Nous venons de vivre une séquence tempétueuse exceptionnelle avec pas moins de six tempêtes en février et un dernier coup de canon conséquent prénommé Ulla. Retour sur cet hiver hors-norme.
Nous venons de vivre une séquence tempétueuse exceptionnelle avec trois tempêtes en décembre, deux en janvier, pas moins de six tempêtes en février et un dernier coup de canon conséquent prénommé Ulla. « Nous sommes restés dans un flux d’ouest pendant trois mois, explique Pierre Huat, prévisionniste pour Météo Consult. Comme pour l’hiver 1990, c’est cette persistance qui constitue un record. » Ce flux d’ouest était nourri par un vortex polaire solidement ancré sur l’Arctique, des vagues de froid américaines qui ont creusé les dépressions sur l’Atlantique et un Jet Stream, ce courant d’altitude qui pousse les dépressions, puissant et rectiligne. Ce flux d’ouest a été si fort qu’il a repoussé toute descente de l’anticyclone russe, pourtant gonflé d’air froid arctique. Aucune vague de froid n’a réussi à s’imposer sur l’Europe de l’Ouest au-delà de l’Allemagne.
En revanche, la France n’a pas connu cet hiver de record d’intensité. Seul le cœur de la tempête Qumeira est passé au-dessus de notre territoire. Les autres centres dépressionnaires ont évolué sur les îles britanniques et ont donc essentiellement impacté les côtes bretonnes et la Grande Bretagne qui connaît une crise naturelle exceptionnelle. Les rafales ont balayé les côtes, avec plus de 160 km/h, comme les terres, avec plus de 110 km/h à Londres, et la Tamise a battu des records de crue datant de 60 ans. 5.800 habitations ont été inondées depuis décembre.

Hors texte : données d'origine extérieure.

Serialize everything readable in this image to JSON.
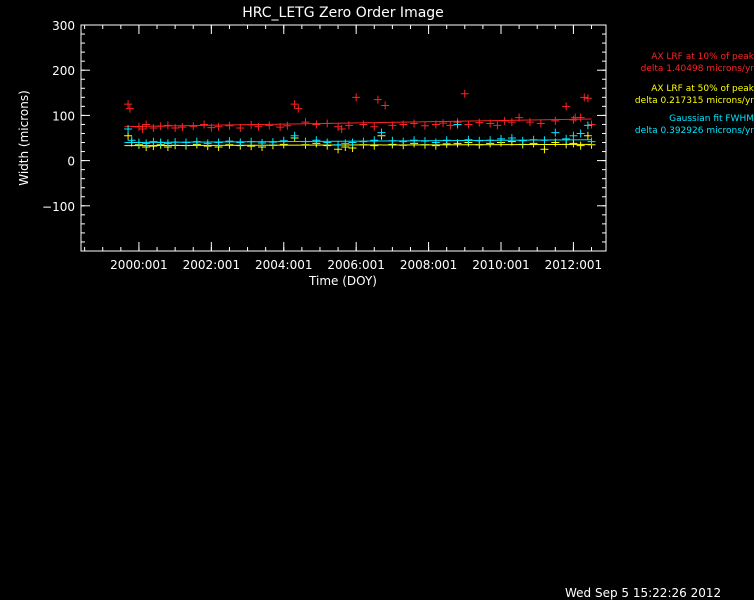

Un hiver les pieds dans l’eau
« D’un point de vue météo, on retiendra que le défilé des tempêtes a été accompagné de deux faits remarquables : des précipitations hors normes sur la façade ouest, mais aussi sur le sud-est, et des submersions récurrentes en raison de la conjonction des grandes marées et d’une forte houle. » A la mi-février, on relevait déjà plus d’un mois et demi de précipitations sur le Finistère et le Morbihan et pour la seule journée de jeudi, il est tombé jusqu’à 40 mm sur la région de Quimper et ses cours d’eau déjà surchargés. Sur la pointe bretonne, cet hiver devrait donc se classer comme le plus arrosé depuis au moins 34 ans. En revanche, plus à l’est, les perturbations n’ont pas apporté beaucoup d’eau. En Ile-de-France, par exemple, on pourrait ne pas atteindre les normales de saison. « Les perturbations ont perdu une grande partie de leur activité après avoir traversé la partie ouest du pays », explique Pierre Huat.
La situation est encore plus inégale sur le sud-est où la région Paca et l'est du Languedoc ont connu des pluies exceptionnellement abondantes - Nice a déjà battu son record de pluviométrie hivernal avec 553 mm de précipitations entre le début de la saison et la mi-février - alors que le Roussillon connaît actuellement un déficit pluviométrique. « Cette situation s'explique par le creusement de plusieurs dépressions entre les Baléares et la Corse qui ont fait remonter de l'air doux humide et instable sur la région PACA tandis que de l'air beaucoup plus froid circulait en altitude », précise Pierre Huat. Le spécialiste météo souligne également la grande douceur apportée par ce flux d’ouest persistant. La Corse a ainsi largement battu son record de douceur pour un mois de février. Le mercure est passé au-dessus de la barre des 23°C ce dimanche alors que la valeur maximum jamais enregistrée (depuis le début des relevés) était jusque-là de 19.7°C, en 1980.